Despite the similarities -- the victor writing history and defining morality -- it would be wrong to compare the finished story of Dresden to the never-ending saga of the Middle East. In fact, the colonial discourse, while still rampant and dominant, has experienced its first major challenge in the Middle East (although many would disagree and point to communism and the USSR, which I will bluntly say, was swiftly transformed into Russian colonialism), and is in the process of, if not collapse, then definitely retreat. Nowhere has such a massive challenge been leveled (not even by the anti-apartheid movement in South Africa, or the anti-slavery and anti-racism movements of the U.S). The native populations and tribes of America (North and South), Australia, New Zealand (etc.), have been trampled on, and virtually forgotten, their stories undermined, their voices very frail, their existence almost completely confined to "reservations". This is not to say the Middle East is "unique". It is not, in any way whatsoever (I am sure the "Lebanon is unique" readers will fidget uncomfortably in their seats). I do not seek to espouse reverse BernardLewisism to counter BernardLewisism (I am not a big fan of "affirmative action"). I do believe, however, that the Middle East has posed the greatest challenge to the colonial and imperial project. In many respects, the region is also incorporated into the system, i.e. immersed in the global capitalist economy. Nevertheless, it would be unrealistic to say that this immersion and incorporation spells the end of the resistance. It is only one of the beginning stages of resistance. And that is not to say that resistance will be based on class consciousness. Class consciousness (if it exists at all) continues to be dominated by the more pressing loyalties: sectarianism, tribalism, nationalism, among other "isms". These in turn are used by the hegemons, or aspiring hegemons, to spread their influence and bring these units or groups into their fold. This is not rocket science. It is a very simple analysis. Perhaps too simple an analysis, so I am guilty of simplification.

I have to stop here, because I could go on forever, and I wouldn't want that to happen. I wanted to dedicate a post to Vonnegut, and recommend his works, especially Slaughterhouse-Five, Cat's Cradle, and Mother Night.

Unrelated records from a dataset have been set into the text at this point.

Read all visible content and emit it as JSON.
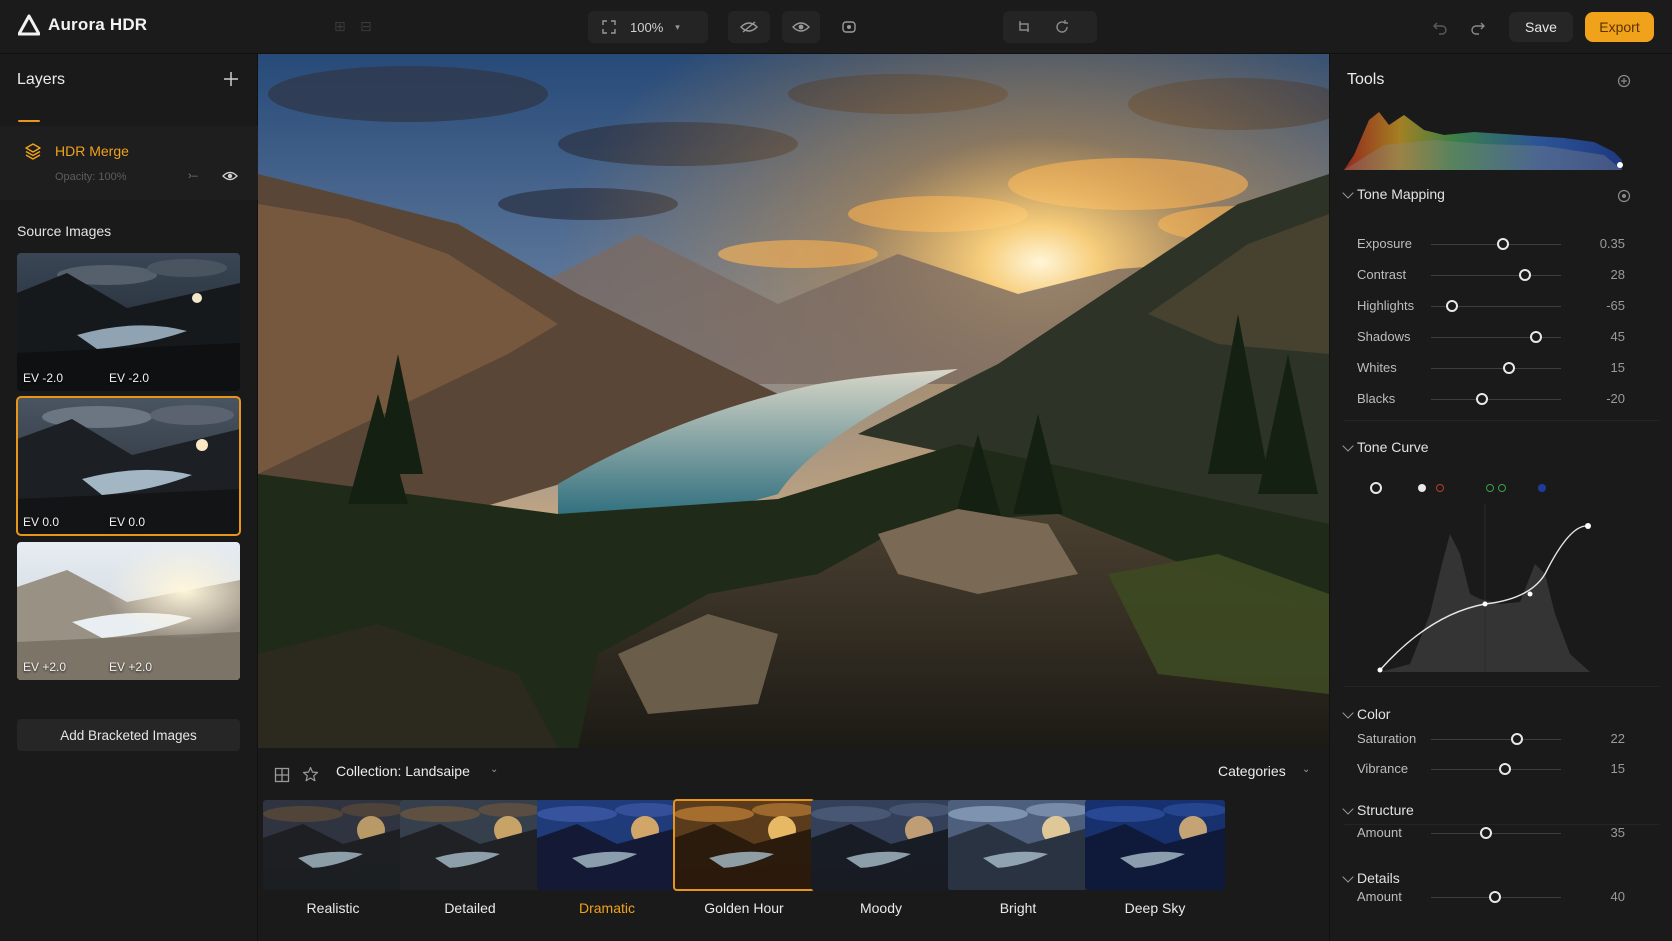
{
  "app": {
    "name": "Aurora HDR",
    "zoom": "100%",
    "save": "Save",
    "export": "Export"
  },
  "layers": {
    "title": "Layers",
    "item": {
      "name": "HDR Merge",
      "opacity": "Opacity: 100%"
    },
    "source_title": "Source Images",
    "sources": [
      {
        "left": "EV -2.0",
        "right": "EV -2.0"
      },
      {
        "left": "EV 0.0",
        "right": "EV 0.0"
      },
      {
        "left": "EV +2.0",
        "right": "EV +2.0"
      }
    ],
    "add_button": "Add Bracketed Images"
  },
  "presets": {
    "collection": "Collection: Landsaipe",
    "categories": "Categories",
    "items": [
      {
        "label": "Realistic"
      },
      {
        "label": "Detailed"
      },
      {
        "label": "Dramatic"
      },
      {
        "label": "Golden Hour"
      },
      {
        "label": "Moody"
      },
      {
        "label": "Bright"
      },
      {
        "label": "Deep Sky"
      }
    ]
  },
  "tools": {
    "title": "Tools",
    "tone_mapping": {
      "title": "Tone Mapping",
      "sliders": [
        {
          "name": "Exposure",
          "value": "0.35",
          "level": 0.55
        },
        {
          "name": "Contrast",
          "value": "28",
          "level": 0.72
        },
        {
          "name": "Highlights",
          "value": "-65",
          "level": 0.16
        },
        {
          "name": "Shadows",
          "value": "45",
          "level": 0.81
        },
        {
          "name": "Whites",
          "value": "15",
          "level": 0.6
        },
        {
          "name": "Blacks",
          "value": "-20",
          "level": 0.39
        }
      ]
    },
    "tone_curve": {
      "title": "Tone Curve"
    },
    "color": {
      "title": "Color",
      "sliders": [
        {
          "name": "Saturation",
          "value": "22",
          "level": 0.66
        },
        {
          "name": "Vibrance",
          "value": "15",
          "level": 0.57
        }
      ]
    },
    "structure": {
      "title": "Structure",
      "sliders": [
        {
          "name": "Amount",
          "value": "35",
          "level": 0.42
        }
      ]
    },
    "details": {
      "title": "Details",
      "sliders": [
        {
          "name": "Amount",
          "value": "40",
          "level": 0.49
        }
      ]
    }
  },
  "colors": {
    "accent": "#f0a21a",
    "panel": "#1a1a1a",
    "topbar": "#1b1b1b"
  }
}
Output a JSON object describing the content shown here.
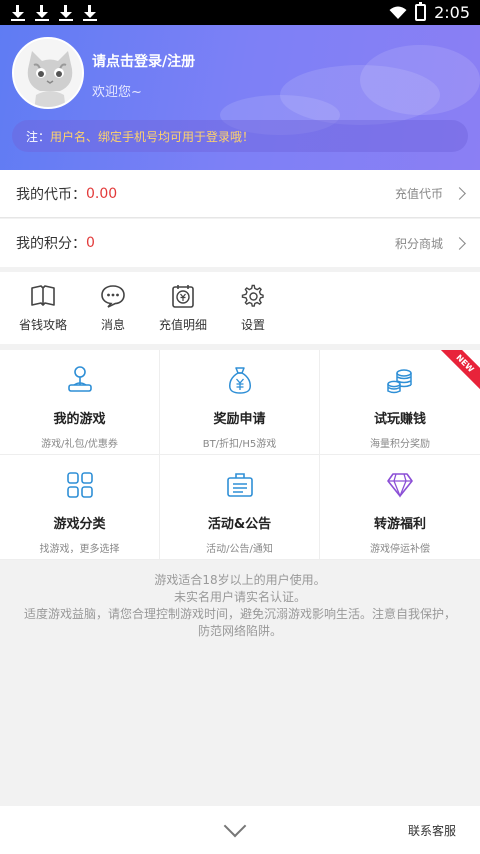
{
  "status": {
    "time": "2:05"
  },
  "user": {
    "login_text": "请点击登录/注册",
    "welcome_text": "欢迎您~",
    "notice_prefix": "注：",
    "notice_text": "用户名、绑定手机号均可用于登录哦！"
  },
  "wallet": {
    "coin_label": "我的代币：",
    "coin_value": "0.00",
    "coin_action": "充值代币",
    "points_label": "我的积分：",
    "points_value": "0",
    "points_action": "积分商城"
  },
  "tools": [
    {
      "label": "省钱攻略",
      "icon": "book-icon"
    },
    {
      "label": "消息",
      "icon": "chat-bubble-icon"
    },
    {
      "label": "充值明细",
      "icon": "recharge-detail-icon"
    },
    {
      "label": "设置",
      "icon": "gear-icon"
    }
  ],
  "features": [
    {
      "title": "我的游戏",
      "subtitle": "游戏/礼包/优惠券",
      "icon": "joystick-icon"
    },
    {
      "title": "奖励申请",
      "subtitle": "BT/折扣/H5游戏",
      "icon": "money-bag-icon"
    },
    {
      "title": "试玩赚钱",
      "subtitle": "海量积分奖励",
      "icon": "coins-icon",
      "badge": "NEW"
    },
    {
      "title": "游戏分类",
      "subtitle": "找游戏，更多选择",
      "icon": "grid-icon"
    },
    {
      "title": "活动&公告",
      "subtitle": "活动/公告/通知",
      "icon": "notice-board-icon"
    },
    {
      "title": "转游福利",
      "subtitle": "游戏停运补偿",
      "icon": "diamond-icon"
    }
  ],
  "tips": {
    "line1": "游戏适合18岁以上的用户使用。",
    "line2": "未实名用户请实名认证。",
    "line3": "适度游戏益脑，请您合理控制游戏时间，避免沉溺游戏影响生活。注意自我保护，防范网络陷阱。"
  },
  "bottom": {
    "contact": "联系客服"
  },
  "colors": {
    "accent": "#6b7ff5",
    "value_red": "#e23a3a",
    "notice_yellow": "#ffd36b",
    "icon_blue": "#2f8fd6",
    "icon_purple": "#8b4fd6"
  }
}
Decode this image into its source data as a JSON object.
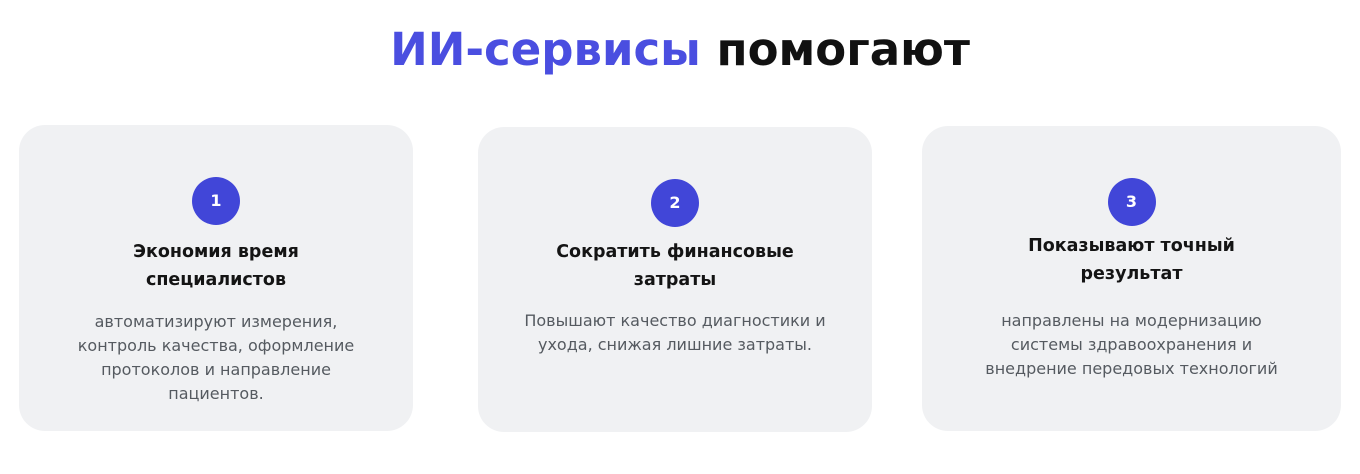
{
  "header": {
    "title_accent": "ИИ-сервисы",
    "title_rest": " помогают"
  },
  "cards": [
    {
      "number": "1",
      "title": "Экономия время специалистов",
      "text": "автоматизируют измерения, контроль качества, оформление протоколов и направление пациентов."
    },
    {
      "number": "2",
      "title": "Сократить финансовые затраты",
      "text": "Повышают качество диагностики и ухода, снижая лишние затраты."
    },
    {
      "number": "3",
      "title": "Показывают точный результат",
      "text": "направлены на модернизацию системы здравоохранения и внедрение передовых технологий"
    }
  ],
  "colors": {
    "accent": "#4a4ee0",
    "badge": "#4146d8",
    "card_background": "#f0f1f3",
    "title_text": "#111111",
    "body_text": "#555a60"
  }
}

posted by Angry Anarchist @ 4/12/2007 08:48:00 AM,


At April 12, 2007 at 10:43 PM, Blogger Renegade Eye said...

He was the greatest of all the sci-fi writers period.

At April 13, 2007 at 12:52 AM, Blogger Angry Anarchist said...

Certainly a great writer. I am not sure about the "greatest" :P I personally would go for Philip K. Dick. :D And I wouldn't say he's a sci-fi writer, he personally objected being labeled a sci-fi writer.

I think it's difficult to compare him to the rest of the authors, so in a way he is in a league of his own. He just mixes too many genres and themes it's hard to label him with one label.

At April 13, 2007 at 6:45 AM, Blogger Golaniya said...


At April 13, 2007 at 12:34 PM, Blogger Puppeteer said...

You converted me. I'm going to buy his books the moment I find them.
As for the Middle East, I think it showed being so hard a chalenge or problem because the bushist (and I mean all this crap that calls itself the "civilised world") is trying here all the enslavement methods they tried in all the colonies throughout history. Of course, with Lewisean enhancements. And yes, Lebanon is far from unique. In fact it's so deja-vu that it's cliche.